Lightly coat a nonstick skillet with spray oil and heat over medium-high heat. Dip bread slices 1 at a time in almondmilk mixture, letting the excess drain off. Place in the hot skillet and cook until just browned on the bottom, about 2 minutes. Flip and brown the other side, about 2 minutes more. Lower the heat to medium if needed to prevent burning. Place French toast on the warmed plate in the oven while cooking remaining bread slices. Garnish with almonds and a light sprinkling of powdered sugar.
 
Nutritional Info: 
Per Serving: Serving size: 2 slices, 230 calories (80 from fat), 9g total fat, 1g saturated fat, 300mg sodium, 29g carbohydrates, (5 g dietary fiber, 6g sugar), 11g protein.
 
Special Diets: 
  • Dairy Free
  • Vegan
  • Vegetarian
  • High Fiber
Berry-Pomegranate Almond Tart
Berry-Pomegranate Almond Tart
 
Serves 10 to 12
 
This festive dessert, reminiscent of almond-flavored frangipane, is dotted with juicy fresh berries and tart pomegranate seeds.
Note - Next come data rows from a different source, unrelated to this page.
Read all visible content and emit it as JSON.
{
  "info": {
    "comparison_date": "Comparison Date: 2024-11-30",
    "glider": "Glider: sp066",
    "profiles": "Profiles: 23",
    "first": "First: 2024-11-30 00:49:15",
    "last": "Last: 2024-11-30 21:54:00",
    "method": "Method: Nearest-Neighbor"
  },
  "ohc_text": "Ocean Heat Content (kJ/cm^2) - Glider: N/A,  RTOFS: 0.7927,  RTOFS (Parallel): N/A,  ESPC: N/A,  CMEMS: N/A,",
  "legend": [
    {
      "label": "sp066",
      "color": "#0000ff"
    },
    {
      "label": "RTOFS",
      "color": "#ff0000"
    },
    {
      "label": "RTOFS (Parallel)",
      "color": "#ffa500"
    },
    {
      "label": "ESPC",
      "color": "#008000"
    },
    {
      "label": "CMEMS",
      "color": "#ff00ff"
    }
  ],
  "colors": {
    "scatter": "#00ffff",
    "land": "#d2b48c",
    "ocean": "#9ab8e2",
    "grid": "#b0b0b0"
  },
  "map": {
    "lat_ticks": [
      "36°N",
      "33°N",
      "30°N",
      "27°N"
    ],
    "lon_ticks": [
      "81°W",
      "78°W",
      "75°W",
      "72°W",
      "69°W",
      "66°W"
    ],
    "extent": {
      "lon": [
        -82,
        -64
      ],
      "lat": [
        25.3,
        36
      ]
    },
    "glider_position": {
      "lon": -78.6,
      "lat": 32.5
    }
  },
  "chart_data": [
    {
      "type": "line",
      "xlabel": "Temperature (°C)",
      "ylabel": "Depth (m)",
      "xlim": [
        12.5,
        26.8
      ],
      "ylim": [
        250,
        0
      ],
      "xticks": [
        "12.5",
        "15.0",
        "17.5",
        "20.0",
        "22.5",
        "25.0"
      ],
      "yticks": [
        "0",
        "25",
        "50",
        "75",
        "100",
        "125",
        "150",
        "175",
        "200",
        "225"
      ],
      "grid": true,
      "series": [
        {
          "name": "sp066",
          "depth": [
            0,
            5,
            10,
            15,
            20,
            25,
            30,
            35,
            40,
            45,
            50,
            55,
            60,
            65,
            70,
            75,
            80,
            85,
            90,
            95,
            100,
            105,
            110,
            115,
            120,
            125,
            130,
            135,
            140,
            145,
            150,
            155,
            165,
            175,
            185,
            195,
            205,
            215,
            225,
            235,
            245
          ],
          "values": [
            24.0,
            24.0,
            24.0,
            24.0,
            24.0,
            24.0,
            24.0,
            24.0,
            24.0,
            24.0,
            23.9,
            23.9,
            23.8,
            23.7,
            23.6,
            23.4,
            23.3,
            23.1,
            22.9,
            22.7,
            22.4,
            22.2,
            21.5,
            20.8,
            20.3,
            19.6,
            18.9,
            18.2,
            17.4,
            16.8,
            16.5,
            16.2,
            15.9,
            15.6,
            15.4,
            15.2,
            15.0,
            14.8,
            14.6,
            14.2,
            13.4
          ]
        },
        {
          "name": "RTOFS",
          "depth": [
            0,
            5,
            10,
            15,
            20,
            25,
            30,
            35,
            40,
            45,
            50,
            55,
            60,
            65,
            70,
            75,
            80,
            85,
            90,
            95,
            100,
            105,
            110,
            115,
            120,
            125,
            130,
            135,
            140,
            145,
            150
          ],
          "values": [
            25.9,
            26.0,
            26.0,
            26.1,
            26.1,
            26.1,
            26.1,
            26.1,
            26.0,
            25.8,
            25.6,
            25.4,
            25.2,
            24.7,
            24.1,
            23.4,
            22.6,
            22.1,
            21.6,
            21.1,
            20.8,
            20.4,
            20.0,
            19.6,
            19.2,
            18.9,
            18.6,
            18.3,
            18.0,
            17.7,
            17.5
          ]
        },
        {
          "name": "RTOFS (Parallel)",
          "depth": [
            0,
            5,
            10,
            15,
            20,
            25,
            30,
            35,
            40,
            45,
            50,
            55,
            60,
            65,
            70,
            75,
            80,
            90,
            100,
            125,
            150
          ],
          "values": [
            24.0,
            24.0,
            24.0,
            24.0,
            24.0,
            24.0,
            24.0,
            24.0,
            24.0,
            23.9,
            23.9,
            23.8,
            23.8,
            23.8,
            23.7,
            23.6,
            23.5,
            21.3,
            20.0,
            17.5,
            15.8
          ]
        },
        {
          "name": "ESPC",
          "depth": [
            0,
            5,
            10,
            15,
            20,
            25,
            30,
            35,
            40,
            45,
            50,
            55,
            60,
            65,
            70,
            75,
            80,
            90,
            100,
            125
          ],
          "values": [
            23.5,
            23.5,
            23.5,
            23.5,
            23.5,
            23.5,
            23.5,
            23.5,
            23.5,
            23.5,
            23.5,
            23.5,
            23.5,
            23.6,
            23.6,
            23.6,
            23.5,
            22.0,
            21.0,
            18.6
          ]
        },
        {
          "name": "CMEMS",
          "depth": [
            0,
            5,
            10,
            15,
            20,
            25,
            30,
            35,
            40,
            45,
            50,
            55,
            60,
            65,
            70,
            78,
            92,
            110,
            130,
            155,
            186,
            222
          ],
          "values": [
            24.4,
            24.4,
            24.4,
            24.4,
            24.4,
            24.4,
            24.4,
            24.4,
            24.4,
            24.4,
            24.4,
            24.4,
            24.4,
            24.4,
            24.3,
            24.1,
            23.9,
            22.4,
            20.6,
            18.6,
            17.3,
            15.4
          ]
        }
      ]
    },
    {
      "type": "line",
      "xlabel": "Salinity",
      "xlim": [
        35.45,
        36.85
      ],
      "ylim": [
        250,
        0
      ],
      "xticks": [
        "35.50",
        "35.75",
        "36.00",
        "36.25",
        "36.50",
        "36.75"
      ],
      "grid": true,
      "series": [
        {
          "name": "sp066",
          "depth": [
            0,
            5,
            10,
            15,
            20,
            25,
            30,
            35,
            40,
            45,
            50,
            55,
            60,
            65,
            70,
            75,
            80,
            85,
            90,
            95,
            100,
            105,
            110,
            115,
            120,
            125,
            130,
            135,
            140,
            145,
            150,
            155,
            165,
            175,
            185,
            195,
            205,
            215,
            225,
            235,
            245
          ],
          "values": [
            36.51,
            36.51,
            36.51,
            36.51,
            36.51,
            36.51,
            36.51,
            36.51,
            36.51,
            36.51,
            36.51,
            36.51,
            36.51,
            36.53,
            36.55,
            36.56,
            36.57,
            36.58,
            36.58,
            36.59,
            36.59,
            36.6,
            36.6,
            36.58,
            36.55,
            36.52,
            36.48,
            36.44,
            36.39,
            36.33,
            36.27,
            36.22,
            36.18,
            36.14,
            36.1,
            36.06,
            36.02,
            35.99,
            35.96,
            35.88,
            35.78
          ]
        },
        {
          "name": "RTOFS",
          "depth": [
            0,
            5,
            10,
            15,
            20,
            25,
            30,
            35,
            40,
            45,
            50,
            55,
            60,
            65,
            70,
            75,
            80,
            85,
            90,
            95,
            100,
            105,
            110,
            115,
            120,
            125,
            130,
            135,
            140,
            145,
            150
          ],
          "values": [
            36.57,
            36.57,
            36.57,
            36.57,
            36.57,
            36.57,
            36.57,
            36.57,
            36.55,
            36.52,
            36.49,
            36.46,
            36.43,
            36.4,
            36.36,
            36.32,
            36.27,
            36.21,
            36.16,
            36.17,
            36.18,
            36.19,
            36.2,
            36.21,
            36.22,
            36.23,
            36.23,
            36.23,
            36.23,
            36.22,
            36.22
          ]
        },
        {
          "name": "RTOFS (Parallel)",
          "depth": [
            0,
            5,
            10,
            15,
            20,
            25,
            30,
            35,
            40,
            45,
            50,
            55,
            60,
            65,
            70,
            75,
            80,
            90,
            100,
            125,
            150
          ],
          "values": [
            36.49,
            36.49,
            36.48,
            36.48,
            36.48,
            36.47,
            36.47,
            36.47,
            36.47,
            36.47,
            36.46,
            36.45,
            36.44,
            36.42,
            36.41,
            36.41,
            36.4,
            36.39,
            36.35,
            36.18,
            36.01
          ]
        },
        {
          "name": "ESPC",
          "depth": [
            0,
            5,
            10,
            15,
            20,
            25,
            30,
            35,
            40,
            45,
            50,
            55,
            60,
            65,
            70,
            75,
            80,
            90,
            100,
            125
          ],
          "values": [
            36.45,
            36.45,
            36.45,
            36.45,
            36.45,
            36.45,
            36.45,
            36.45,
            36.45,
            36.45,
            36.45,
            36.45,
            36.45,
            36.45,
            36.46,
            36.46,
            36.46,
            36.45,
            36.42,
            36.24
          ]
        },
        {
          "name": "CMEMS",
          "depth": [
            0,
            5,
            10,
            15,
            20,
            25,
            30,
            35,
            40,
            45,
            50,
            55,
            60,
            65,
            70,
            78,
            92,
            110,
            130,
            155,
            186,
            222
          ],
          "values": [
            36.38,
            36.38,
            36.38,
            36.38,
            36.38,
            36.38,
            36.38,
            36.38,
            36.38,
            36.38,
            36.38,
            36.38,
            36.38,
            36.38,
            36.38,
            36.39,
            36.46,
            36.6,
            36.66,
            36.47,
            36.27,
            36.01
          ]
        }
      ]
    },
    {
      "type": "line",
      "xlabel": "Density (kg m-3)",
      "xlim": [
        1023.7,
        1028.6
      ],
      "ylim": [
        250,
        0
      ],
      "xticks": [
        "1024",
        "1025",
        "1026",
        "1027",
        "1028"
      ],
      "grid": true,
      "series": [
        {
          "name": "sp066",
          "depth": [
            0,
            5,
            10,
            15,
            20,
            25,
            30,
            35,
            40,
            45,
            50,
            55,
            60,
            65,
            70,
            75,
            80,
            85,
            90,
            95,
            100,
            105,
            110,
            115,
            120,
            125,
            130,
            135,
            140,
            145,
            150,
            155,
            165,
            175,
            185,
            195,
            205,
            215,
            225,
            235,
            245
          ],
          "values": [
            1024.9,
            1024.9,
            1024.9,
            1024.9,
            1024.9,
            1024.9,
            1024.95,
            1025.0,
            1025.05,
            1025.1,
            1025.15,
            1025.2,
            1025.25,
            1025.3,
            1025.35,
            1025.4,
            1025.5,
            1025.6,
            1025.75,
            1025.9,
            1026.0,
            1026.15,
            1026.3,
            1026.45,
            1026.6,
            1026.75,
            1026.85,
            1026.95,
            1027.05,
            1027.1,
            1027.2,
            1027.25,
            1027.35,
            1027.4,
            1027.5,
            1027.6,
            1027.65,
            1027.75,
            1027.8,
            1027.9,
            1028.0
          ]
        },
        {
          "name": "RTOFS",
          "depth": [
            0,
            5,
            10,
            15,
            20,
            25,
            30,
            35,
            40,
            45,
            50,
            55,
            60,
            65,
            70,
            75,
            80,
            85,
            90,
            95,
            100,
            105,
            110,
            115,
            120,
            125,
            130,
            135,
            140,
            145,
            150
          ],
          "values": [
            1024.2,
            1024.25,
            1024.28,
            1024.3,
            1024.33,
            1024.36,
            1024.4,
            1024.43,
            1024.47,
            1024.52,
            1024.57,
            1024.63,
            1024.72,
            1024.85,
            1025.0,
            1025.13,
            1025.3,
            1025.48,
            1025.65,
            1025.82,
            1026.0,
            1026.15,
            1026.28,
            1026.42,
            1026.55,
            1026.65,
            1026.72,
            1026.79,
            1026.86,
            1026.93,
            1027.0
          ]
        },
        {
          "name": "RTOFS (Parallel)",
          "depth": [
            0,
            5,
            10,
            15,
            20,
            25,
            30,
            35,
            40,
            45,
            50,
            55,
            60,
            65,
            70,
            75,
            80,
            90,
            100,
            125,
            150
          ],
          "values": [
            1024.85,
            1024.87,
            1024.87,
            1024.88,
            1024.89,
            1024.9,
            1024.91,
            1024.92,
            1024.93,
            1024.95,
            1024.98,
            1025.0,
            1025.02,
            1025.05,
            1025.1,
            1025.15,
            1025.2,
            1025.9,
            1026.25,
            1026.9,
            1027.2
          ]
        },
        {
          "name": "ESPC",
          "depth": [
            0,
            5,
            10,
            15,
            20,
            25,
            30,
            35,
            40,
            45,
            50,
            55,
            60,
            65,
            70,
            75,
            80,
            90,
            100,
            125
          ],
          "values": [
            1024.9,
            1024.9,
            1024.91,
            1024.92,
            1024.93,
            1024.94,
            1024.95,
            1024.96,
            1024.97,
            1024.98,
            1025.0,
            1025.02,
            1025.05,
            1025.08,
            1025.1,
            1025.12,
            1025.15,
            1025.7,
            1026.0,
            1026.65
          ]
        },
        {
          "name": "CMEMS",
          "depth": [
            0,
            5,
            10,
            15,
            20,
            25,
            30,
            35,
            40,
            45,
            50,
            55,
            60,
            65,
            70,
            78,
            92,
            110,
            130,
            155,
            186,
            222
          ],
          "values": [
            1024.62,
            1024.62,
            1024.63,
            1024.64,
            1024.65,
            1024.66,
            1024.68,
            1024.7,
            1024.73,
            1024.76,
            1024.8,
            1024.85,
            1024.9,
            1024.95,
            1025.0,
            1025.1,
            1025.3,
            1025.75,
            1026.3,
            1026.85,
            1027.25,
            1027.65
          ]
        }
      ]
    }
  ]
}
A simple whole grain batter is spread into the pan (no rolling necessary!), making it easy to use any type of tart or cake pan you have on hand.
 
Ingredients: 
  • 1/2 cup (1 stick) unsalted butter, softened, plus more for the pan
  • 1/2 cup sugar
  • 2 teaspoons pure vanilla extract
  • 1 teaspoon pure almond extract
  • 2 eggs
  • 3/4 cup almond flour
  • 3/4 cup fine yellow cornmeal
  • 1/4 cup whole wheat pastry flour
  • 1 teaspoon baking powder
  • 1/2 teaspoon fine sea salt
  • 1/2 cup pomegranate seeds
  • 2 cups fresh raspberries or blackberries
Method: 
 
Preheat the oven to 350°F. Butter an 8x11-inch tart pan with a removable bottom or a 10-inch round tart or cake pan. (If no removable bottom, also line the pan with buttered parchment paper.)   

In a large bowl, beat together butter and sugar with a wooden spoon until well combined, about 1 minute. Add vanilla and almond extracts and eggs, and whisk vigorously until combined, about 30 seconds. In a separate large bowl, whisk together almond flour, cornmeal, pastry flour, baking powder and salt, and then stir into butter mixture just until combined.   

Spread batter evenly into the prepared pan. Sprinkle with pomegranate seeds and then berries, gently pressing them into the batter. Bake until tart springs back when touched and edges are deep golden brown, about 40 minutes. Let cool slightly and then carefully remove from the pan.
 
Nutritional Info: 
Per Serving: Serving size: 1 piece, 220 calories (120 from fat), 13g total fat, 6g saturated fat, 55mgcholesterol, 170mg sodium, 24g carbohydrates, (2 g dietary fiber, 11g sugar), 4g protein.